By mid-July, the price for finished southern yellow pine (SYP) lumber had tumbled over 65% from a new record high achieved just nine weeks prior. Prices then bounced back slightly, but price movement has largely been muted over the last several weeks compared to the wild volatility that has been the norm for the better part of the last year.
Forest2Market’s SYP lumber price composite for the week ending August 27 was $426/MBF, a 2.5% decrease from the previous week’s price of $437/MBF. As illustrated in the chart below, price movement over the last four weeks has been minimal, suggesting there is now some stability in the supply/demand relationship, as well as a new floor price in the +/-$400/MBF range.
It’s tough to tell how long the equilibrium will last. If the lumber futures market is any guide, there is a sense of trepidation in the air as futures contracts have dropped more than 70% from their peak.
Will Lumber Prices Rally Again?
As we wrote in August, the lumber market has been so unstable over the last 18 months because there have been too many moving parts and too much noise for the market to find equilibrium. However, record high housing costs are creating a real roadblock for first-time home buyers, and the pace of growth appears to be slowing as a result.
Forest2Market SYP lumber price data over the last six weeks suggests that flat/decreasing demand from the home construction sector and expanded mill inventories have created a market that is better attuned to current needs than it has been in recent months. This should limit substantial price reactions in either direction and provide some much-needed stability. But for how long?
Bloomberg recently wrote that historical stock price movement may portend more volatility in the near term. “Over the past 20 years, lumber prices and shares of companies from West Fraser Timber Co. and Canfor Corp. to Louisiana-Pacific Corp. have tended to slump in September before rallying into the new year, according to a Bloomberg analysis of seasonality patterns. RBC Capital Markets analyst Paul Quinn says don’t expect this go-around to be any different.”
“’We see a positive setup for the traditional seasonal trade, where shares will typically bottom around mid-to-late October before rallying in anticipation of the upcoming building season,’ Quinn wrote in a note to clients. Demand for wood products is likely to rise once the homeowners return from their summer holidays and slow their spending on leisure activities, he added, citing lumber traders.”

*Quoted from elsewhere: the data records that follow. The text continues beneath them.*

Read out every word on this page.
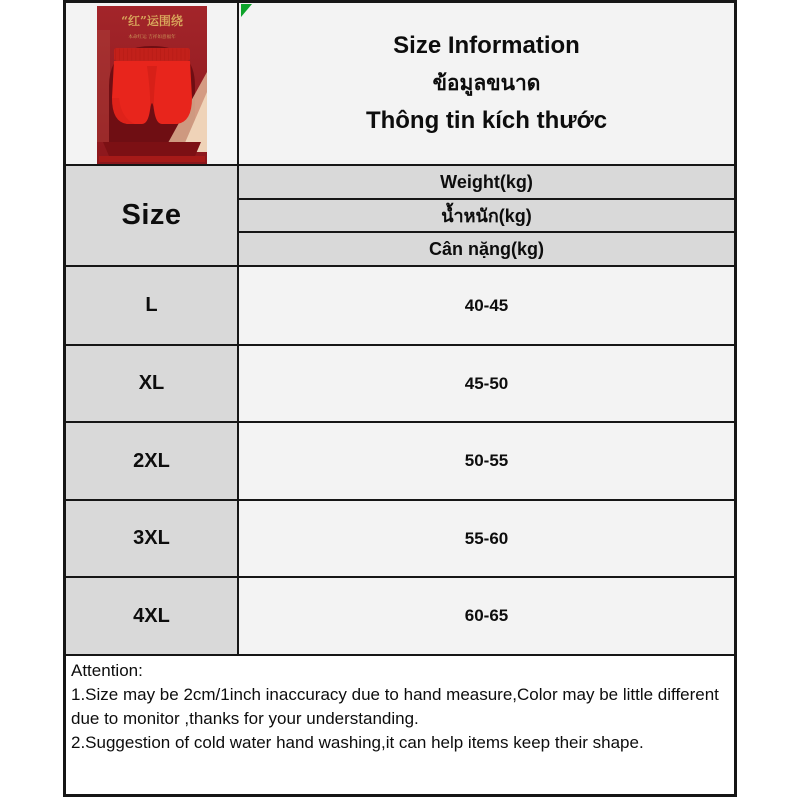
“红”运围绕
本命红运 吉祥如意福年	Size Information
ข้อมูลขนาด
Thông tin kích thước
Size
Weight(kg)
น้ำหนัก(kg)
Cân nặng(kg)
L	40-45
XL	45-50
2XL	50-55
3XL	55-60
4XL	60-65
Attention:

1.Size may be 2cm/1inch inaccuracy due to hand measure,Color may be little different due to monitor ,thanks for your understanding.

2.Suggestion of cold water hand washing,it can help items keep their shape.
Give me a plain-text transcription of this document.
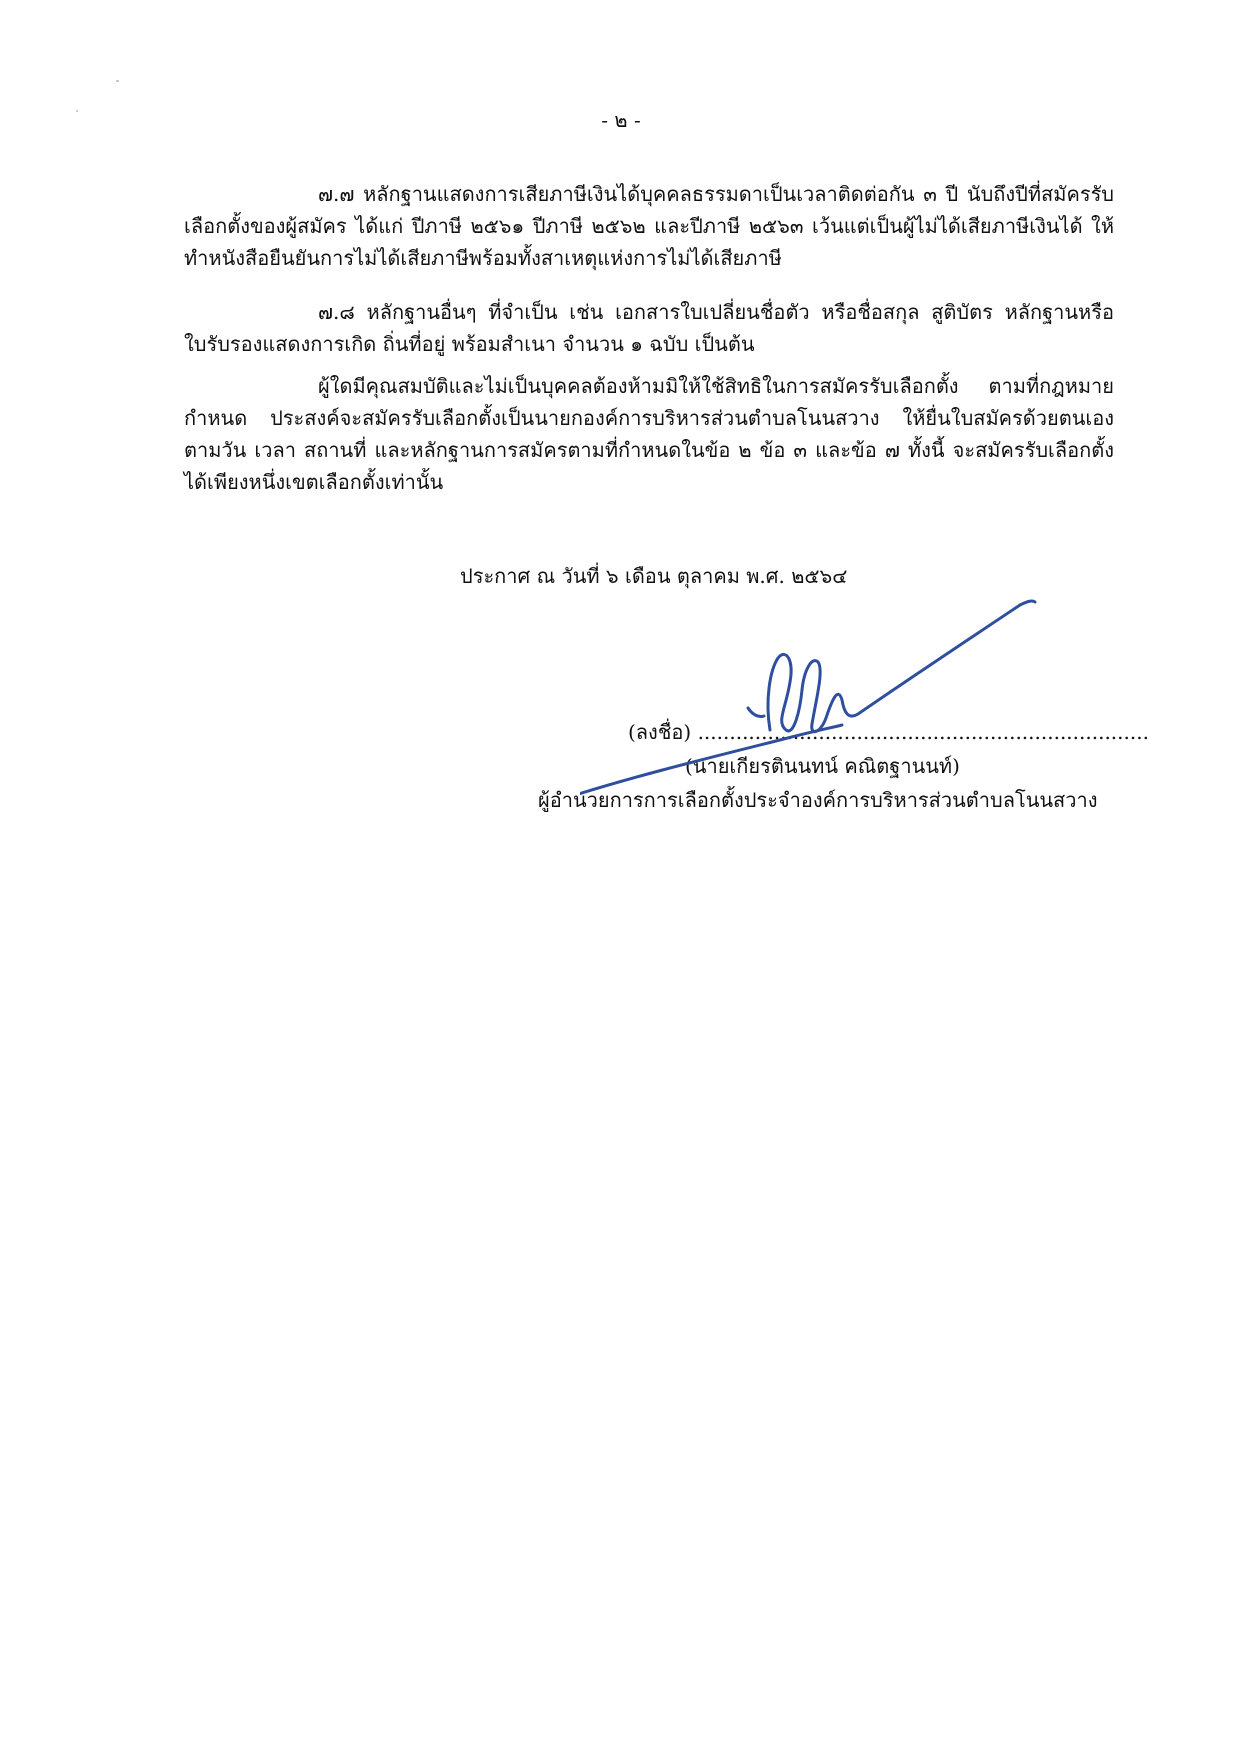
- ๒ -

๗.๗ หลักฐานแสดงการเสียภาษีเงินได้บุคคลธรรมดาเป็นเวลาติดต่อกัน ๓ ปี นับถึงปีที่สมัครรับเลือกตั้งของผู้สมัคร ได้แก่ ปีภาษี ๒๕๖๑ ปีภาษี ๒๕๖๒ และปีภาษี ๒๕๖๓ เว้นแต่เป็นผู้ไม่ได้เสียภาษีเงินได้ ให้ทำหนังสือยืนยันการไม่ได้เสียภาษีพร้อมทั้งสาเหตุแห่งการไม่ได้เสียภาษี

๗.๘ หลักฐานอื่นๆ ที่จำเป็น เช่น เอกสารใบเปลี่ยนชื่อตัว หรือชื่อสกุล สูติบัตร หลักฐานหรือใบรับรองแสดงการเกิด ถิ่นที่อยู่ พร้อมสำเนา จำนวน ๑ ฉบับ เป็นต้น

ผู้ใดมีคุณสมบัติและไม่เป็นบุคคลต้องห้ามมิให้ใช้สิทธิในการสมัครรับเลือกตั้ง ตามที่กฎหมายกำหนด ประสงค์จะสมัครรับเลือกตั้งเป็นนายกองค์การบริหารส่วนตำบลโนนสวาง ให้ยื่นใบสมัครด้วยตนเอง ตามวัน เวลา สถานที่ และหลักฐานการสมัครตามที่กำหนดในข้อ ๒ ข้อ ๓ และข้อ ๗ ทั้งนี้ จะสมัครรับเลือกตั้งได้เพียงหนึ่งเขตเลือกตั้งเท่านั้น

ประกาศ ณ วันที่ ๖ เดือน ตุลาคม พ.ศ. ๒๕๖๔
(ลงชื่อ) .......................................................................
(นายเกียรตินนทน์ คณิตฐานนท์)
ผู้อำนวยการการเลือกตั้งประจำองค์การบริหารส่วนตำบลโนนสวาง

Looking at Forest2Market SYP lumber price data from 2020 in the chart above, we see confirmation of this trend as prices crashed in September and October before reversing course in 4Q and skyrocketing into 2Q2021. However, 2020 was an anomaly in virtually every way imaginable. While individual company stock prices may follow a similar annual pattern between 3Q and 4Q (as Quinn suggests above), SYP lumber prices typically do not. A closer look at the percentage change in average quarterly price over the last five years illustrates that this pattern developed only one time in 2017.
It’s important to note that the global economy was largely coming out of government-induced lockdowns during 4Q2020, so economic growth had nowhere to go but up. A year later, however, some countries remain in various degrees of lockdown and impacts from the pandemic are far from over. The primary lumber market reaction to COVID over the last year (a surprising increase in demand in combination with a decrease in production) created wild volatility that drove record high prices. With COVID cases now surging once again and warnings about new variants of the virus, ongoing supply chain bottlenecks, transportation constraints, etc., will the lumber market experience something similar again in 4Q2020 and into 2021?